Opinion mixed on El Cerrito’s new surveillance cameras
By Lou Fancher
It’s understandable that a plan to upgrade and add surveillance cameras along the Ohlone Greenway has El Cerrito citizens’ attention. After all, recent news revealed BART station cameras had collected and stored the images of 57,632 license plates on a database accessible to Immigration and Customs Enforcement.
Police Chief Keith Paul said it’s a sign of the times that turnout was strong and people were engaged at a recent public meeting held to outline the city’s surveillance camera program. In addition to questions about privacy, storage, use and capabilities of the system, Paul said in an interview that “The public rightfully wants to know if public security systems are effective.”
In 2009, the city’s nine cameras were installed on five “nodes” (poles, each holding several cameras) along the greenway between Blake Street and Conlon Avenue. Completed in 2011, the system operated without digital storage capabilities. During the last three years, after the company that maintained the cameras went out of business, the cameras fell into disrepair and became largely nonoperational.
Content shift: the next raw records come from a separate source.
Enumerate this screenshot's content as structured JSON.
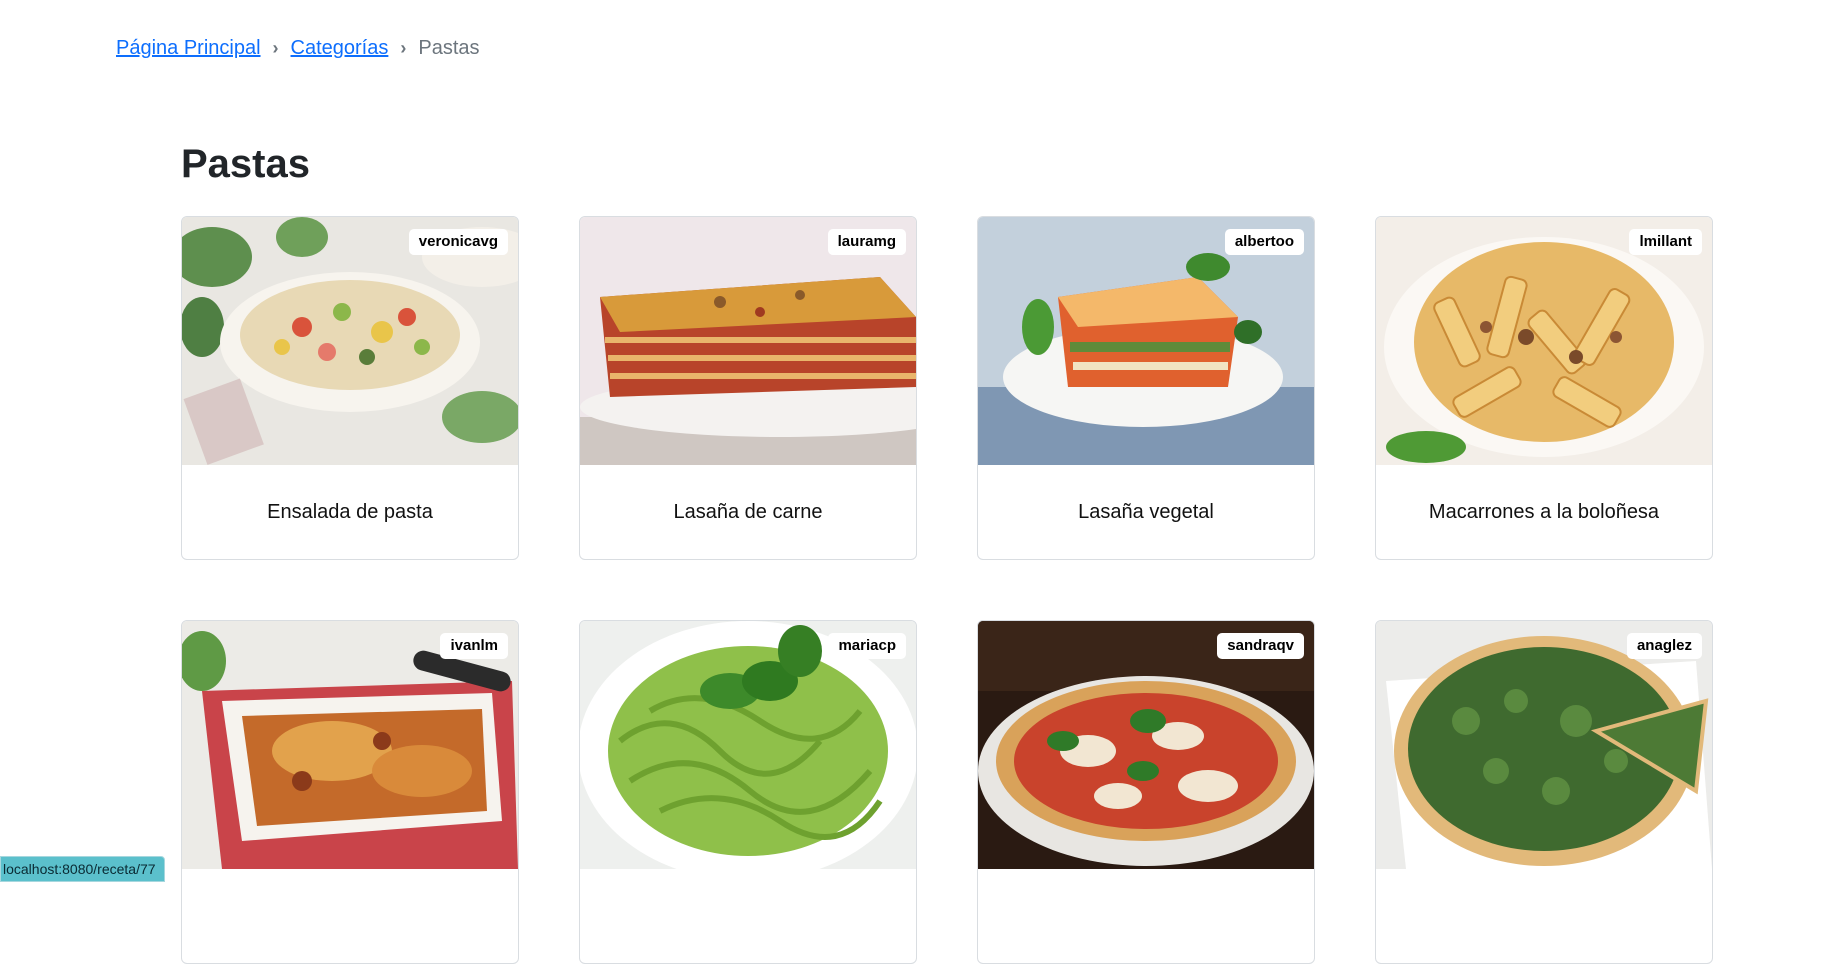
{
  "breadcrumb": {
    "home": "Página Principal",
    "categories": "Categorías",
    "current": "Pastas",
    "separator": "›"
  },
  "page": {
    "title": "Pastas"
  },
  "recipes": [
    {
      "title": "Ensalada de pasta",
      "author": "veronicavg",
      "image": "pasta-salad"
    },
    {
      "title": "Lasaña de carne",
      "author": "lauramg",
      "image": "meat-lasagna"
    },
    {
      "title": "Lasaña vegetal",
      "author": "albertoo",
      "image": "vegetable-lasagna"
    },
    {
      "title": "Macarrones a la boloñesa",
      "author": "lmillant",
      "image": "macaroni-bolognese"
    },
    {
      "title": "",
      "author": "ivanlm",
      "image": "baked-pasta"
    },
    {
      "title": "",
      "author": "mariacp",
      "image": "pesto-pasta"
    },
    {
      "title": "",
      "author": "sandraqv",
      "image": "pizza-margherita"
    },
    {
      "title": "",
      "author": "anaglez",
      "image": "spinach-quiche"
    }
  ],
  "status_bar": {
    "url": "localhost:8080/receta/77"
  },
  "colors": {
    "link": "#0d6efd",
    "status_bar": "#5bc0cc",
    "border": "#d9dde1"
  }
}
“But even while our system was operational, we didn’t have a data point to make a record of every time the system identified a suspect or solved a crime,” said Paul. “I wish I could give you statistics (from that period), but we weren’t looking at monitoring the system then as we are now. Maybe there wasn’t the same level of scrutiny demanded by the community.”
Times have changed. With growing and often conflicting concerns about safety; privacy; the U.S. Immigrations and Customs Enforcement (ICE) agency; video sharing; violent crimes; the best use of tax dollars; and whether or not individual civil rights are preserved during the social media era, city surveillance policies are at the forefront of public attention. Paul said people are concerned about how facial recognition software will be used, among other worries.
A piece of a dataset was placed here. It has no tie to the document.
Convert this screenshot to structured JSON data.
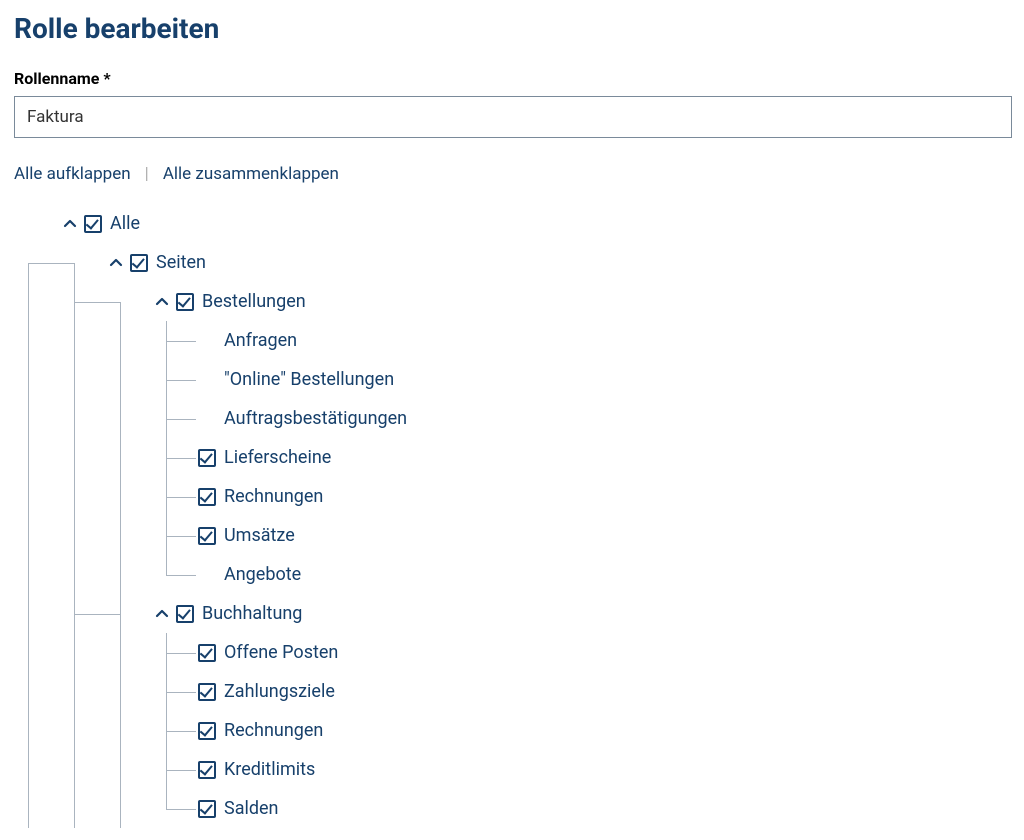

“That will not be a component of the new system,” he said. “If we do that later on, that’s something we’d have public meetings about.”
At the recent meeting, citizens were given information that included existing and new camera locations and other key features. Bay Area-based Odin Systems Inc. is upgrading or replacing the old cameras and installing five new poles that each hold three to four cameras. The state-of-the-art cameras have tilt and zoom capabilities that can be controlled remotely.
“A sergeant or watch commander watching a monitor at a desk who sees activity can tilt and zoom in on a certain area,” said Paul.
The project expense is less than $600,000 and will create a wireless network with technology for expansion should the city council approve future additions. Paul says financing over a 5-year period includes a maintenance agreement and comes from public-private partnerships between the city and local businesses and from asset forfeiture funds or general funding determined by the City Council. The new system will store video on an in-house server for 60 days.
“If we have a criminal incident, it will be downloaded and retained like any piece of evidence,” Paul said. “For a misdemeanor, it will be shorter because the statute of limitations is limited. A felony could potentially be retained forever.”
Because El Cerrito is a “sanctuary city,” Paul said the information will only be shared with other law enforcement agencies when there is a “bona fide” reason.
“And when it comes to reviewing the video for immigration purposes, for the most part, we’re not going to share the video with them (ICE) absent a court order.”
Paul said a volunteer associated with the Northern California chapter of the American Civil Liberties Union attended the public meeting. The Police Department also met separately with the ACLU.
“Their concerns were about sharing with federal partners, data stored on cloud servers that gives agencies access, impact reports that are made public and analyzing the balance of safety and whether or not it outweighs a person’s privacy rights.”
An ACLU communication associate responding to a number of calls and emails said no one was available to comment, instead offering a link to online information and recommendations: “Making Smart Decisions About Surveillance: A Guide for Community Transparency, Accountability & Oversight,” available for viewing at bayareane.ws/2xmzUi9. While acknowledging people’s desire not to be filmed in public spaces, Paul said the need for protection is always present and must be addressed.
“You have to look at both sides of the issue. At the meeting, the public actually wanted us to go further. They mentioned that in Europe there are officers who have GPS on their uniforms and (that) the cameras can track to where the officer is. The officers can control the cameras. There’s more use of facial recognition. People wanted to know what we’d do if we have more money,” Paul stated.
He said adding more cameras to expand coverage — instead of adding features to the system — would be his recommendation. Any future actions will include public-noticed meetings and decisions made by the El Cerrito City Council.